Вслед за беглым просмотром сводки из Ставки верховного главнокомандующего, а затем заграничных известий он обычно сосредоточенно и надолго погружался в свой любимый раздел — «В Государственной думе».
Сегодня, к его вящему удовольствию, он мог не один предаваться этому занятию: после вечернего преферанса у него заночевали отец Василий и Кедров.
Ольга Александровна и Никита были в городе. За последнее время дела ее госпиталя и комитета все чаще и чаще вынуждали ее оставлять дом.
Хозяин и гости вечеровали втроем.
За хозяйку теперь все чаще и чаще управлялась старшая горничная Дуняша, цыгановатая, стройная смуглянка, похожая на осу. Дуняша все больше и больше из горничных становилась экономкой, домоправительницей. Была она расторопна и сметлива, распорядительна и неутомима. А главное, почти воспитанная в семье Шатровых от раннего отрочества, сирота, она искренне любила их всех и, уж конечно, была безупречно честной.
Особые, странные и ни для кого еще в доме Шатровых неизвестные отношения существовали между ею и Сергеем.
Она была старше его лет на пить: ему — семнадцать, ей — двадцать третий. Она без всякой обиды говорила про себя, что она уже старая дева.
Влюбчивый Сереженька не остался равнодушным к ее знойной, осиной прелести. С привычной опасливой оглядкой на родителей, отнюдь не склонных поощрять домашние амуры с прислугой, Сергей нет-нет да и норовил, будто бы ненароком, чувственно прикоснуться к ней, задержать, приобняв за плечи, а то и грубовато, по-деревенски, дать ей шлепка по упругому заду.

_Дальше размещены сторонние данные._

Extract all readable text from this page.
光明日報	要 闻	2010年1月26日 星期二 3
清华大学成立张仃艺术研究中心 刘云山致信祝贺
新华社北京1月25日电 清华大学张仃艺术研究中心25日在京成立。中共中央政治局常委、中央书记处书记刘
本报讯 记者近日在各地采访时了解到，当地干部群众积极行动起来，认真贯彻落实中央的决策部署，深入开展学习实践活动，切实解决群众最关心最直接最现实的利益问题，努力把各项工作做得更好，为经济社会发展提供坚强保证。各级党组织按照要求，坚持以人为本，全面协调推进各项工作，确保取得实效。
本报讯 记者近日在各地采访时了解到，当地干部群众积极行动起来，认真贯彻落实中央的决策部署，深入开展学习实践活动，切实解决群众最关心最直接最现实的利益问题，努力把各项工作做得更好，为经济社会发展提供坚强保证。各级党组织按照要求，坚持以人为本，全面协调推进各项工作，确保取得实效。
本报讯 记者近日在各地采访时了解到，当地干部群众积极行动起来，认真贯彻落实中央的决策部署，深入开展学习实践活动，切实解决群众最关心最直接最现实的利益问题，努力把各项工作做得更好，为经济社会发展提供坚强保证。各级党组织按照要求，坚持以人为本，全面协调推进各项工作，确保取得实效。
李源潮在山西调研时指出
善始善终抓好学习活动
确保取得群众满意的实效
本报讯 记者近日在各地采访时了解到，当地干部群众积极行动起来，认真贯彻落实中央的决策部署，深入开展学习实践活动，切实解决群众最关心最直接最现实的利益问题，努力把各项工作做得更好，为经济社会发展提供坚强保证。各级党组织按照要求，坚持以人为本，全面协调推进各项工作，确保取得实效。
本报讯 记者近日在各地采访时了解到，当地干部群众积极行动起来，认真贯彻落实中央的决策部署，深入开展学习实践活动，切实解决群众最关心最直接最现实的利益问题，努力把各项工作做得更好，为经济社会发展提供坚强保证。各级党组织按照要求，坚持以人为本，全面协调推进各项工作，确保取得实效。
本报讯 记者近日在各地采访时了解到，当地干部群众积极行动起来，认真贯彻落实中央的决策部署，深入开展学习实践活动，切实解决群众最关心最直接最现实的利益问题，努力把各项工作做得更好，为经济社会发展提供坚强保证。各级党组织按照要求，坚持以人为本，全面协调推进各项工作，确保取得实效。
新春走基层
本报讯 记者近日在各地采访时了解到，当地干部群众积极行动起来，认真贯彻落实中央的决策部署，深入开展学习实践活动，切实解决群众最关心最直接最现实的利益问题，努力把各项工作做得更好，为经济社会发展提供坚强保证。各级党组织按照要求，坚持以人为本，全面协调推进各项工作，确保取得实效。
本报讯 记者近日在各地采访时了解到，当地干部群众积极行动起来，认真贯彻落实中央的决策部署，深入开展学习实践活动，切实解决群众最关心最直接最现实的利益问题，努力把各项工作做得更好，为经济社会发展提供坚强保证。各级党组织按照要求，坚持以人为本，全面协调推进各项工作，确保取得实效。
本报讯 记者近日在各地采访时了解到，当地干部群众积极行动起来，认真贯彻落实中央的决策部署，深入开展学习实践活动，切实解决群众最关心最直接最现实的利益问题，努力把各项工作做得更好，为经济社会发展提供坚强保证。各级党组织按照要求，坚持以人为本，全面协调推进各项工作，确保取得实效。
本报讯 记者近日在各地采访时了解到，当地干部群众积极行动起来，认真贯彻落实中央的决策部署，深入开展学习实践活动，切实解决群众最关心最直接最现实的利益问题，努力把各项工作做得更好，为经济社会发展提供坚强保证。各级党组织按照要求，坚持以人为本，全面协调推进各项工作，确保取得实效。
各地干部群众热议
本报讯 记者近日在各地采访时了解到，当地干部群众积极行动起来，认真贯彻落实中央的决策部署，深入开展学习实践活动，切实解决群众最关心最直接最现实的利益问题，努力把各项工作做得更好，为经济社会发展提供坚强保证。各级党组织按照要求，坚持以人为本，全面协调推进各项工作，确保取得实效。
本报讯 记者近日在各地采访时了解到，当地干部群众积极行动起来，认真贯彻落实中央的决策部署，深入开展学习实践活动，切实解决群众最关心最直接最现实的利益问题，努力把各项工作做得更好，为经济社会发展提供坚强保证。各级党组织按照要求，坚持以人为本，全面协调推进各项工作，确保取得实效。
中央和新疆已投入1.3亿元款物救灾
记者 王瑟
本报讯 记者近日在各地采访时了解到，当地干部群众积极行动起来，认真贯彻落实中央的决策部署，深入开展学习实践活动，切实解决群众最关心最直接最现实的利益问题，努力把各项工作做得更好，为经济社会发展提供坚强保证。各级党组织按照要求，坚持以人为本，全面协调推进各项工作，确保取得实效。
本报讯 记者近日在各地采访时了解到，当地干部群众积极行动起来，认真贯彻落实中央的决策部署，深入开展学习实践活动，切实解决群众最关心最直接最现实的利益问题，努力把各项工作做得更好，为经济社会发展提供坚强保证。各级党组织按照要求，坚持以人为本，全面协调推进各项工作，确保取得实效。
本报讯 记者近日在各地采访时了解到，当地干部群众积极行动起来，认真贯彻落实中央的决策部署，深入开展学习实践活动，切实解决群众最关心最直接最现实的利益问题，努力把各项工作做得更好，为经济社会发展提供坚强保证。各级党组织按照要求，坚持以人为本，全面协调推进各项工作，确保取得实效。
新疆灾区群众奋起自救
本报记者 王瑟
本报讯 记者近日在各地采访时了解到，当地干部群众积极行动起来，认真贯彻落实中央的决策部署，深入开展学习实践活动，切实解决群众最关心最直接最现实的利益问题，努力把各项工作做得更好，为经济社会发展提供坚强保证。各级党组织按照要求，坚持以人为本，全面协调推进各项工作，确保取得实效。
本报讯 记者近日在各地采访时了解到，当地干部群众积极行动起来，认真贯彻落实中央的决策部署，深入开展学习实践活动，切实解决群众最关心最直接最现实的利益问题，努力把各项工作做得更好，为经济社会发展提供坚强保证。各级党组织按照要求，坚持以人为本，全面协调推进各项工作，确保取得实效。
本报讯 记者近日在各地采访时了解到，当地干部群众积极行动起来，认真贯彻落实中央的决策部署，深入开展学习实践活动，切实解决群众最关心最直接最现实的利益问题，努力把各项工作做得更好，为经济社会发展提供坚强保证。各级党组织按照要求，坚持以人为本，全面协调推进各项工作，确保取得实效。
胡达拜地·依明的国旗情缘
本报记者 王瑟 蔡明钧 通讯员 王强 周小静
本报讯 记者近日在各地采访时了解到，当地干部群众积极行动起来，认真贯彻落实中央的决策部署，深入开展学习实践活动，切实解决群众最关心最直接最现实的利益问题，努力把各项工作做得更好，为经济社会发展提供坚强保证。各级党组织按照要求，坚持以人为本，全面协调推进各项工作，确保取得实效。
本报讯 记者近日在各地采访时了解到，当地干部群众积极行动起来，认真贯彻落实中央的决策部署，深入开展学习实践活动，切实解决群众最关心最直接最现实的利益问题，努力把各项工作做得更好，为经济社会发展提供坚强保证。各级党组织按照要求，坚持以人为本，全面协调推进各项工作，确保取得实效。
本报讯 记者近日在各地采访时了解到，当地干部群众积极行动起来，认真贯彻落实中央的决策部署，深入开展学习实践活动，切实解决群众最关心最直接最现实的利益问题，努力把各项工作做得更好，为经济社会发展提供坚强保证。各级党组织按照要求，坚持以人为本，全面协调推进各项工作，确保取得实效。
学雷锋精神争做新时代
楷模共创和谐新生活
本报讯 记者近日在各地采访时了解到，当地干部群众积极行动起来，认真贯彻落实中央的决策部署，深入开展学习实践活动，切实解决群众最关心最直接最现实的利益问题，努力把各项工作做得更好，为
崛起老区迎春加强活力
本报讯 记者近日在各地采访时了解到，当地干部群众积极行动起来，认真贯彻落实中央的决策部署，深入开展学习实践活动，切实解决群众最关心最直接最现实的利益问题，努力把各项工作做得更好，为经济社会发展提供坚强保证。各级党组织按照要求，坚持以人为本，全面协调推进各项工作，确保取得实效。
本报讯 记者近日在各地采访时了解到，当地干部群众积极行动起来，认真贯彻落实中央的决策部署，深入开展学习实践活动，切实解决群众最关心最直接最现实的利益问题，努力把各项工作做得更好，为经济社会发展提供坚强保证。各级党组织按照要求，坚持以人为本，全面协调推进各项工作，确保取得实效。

Дуняша принимала эти его приставания, это чувственное его озорство без фырканья и без жалоб, как-то матерински, что ли, снисходя к его истязующему возрасту. Но когда юнец становился уж слишком неотвязчив и грубоват, она вдруг мгновенно его охлаждала. Со снисходительным достоинством старшей, она спокойно, чуточку насмешливо отстраняла его: «Успокойтесь, Сереженька, остыньте!» — «Ну, и дура! Что значит остыньте?! Какое глупое слово!..» И, повторяя его, это «глупое слово», он все более и более начинал кипятиться от вдруг осознанного оскорбления. Дуняша отвечала на это просто и невзыскательно: «Глупое не глупое, а какое уж есть!»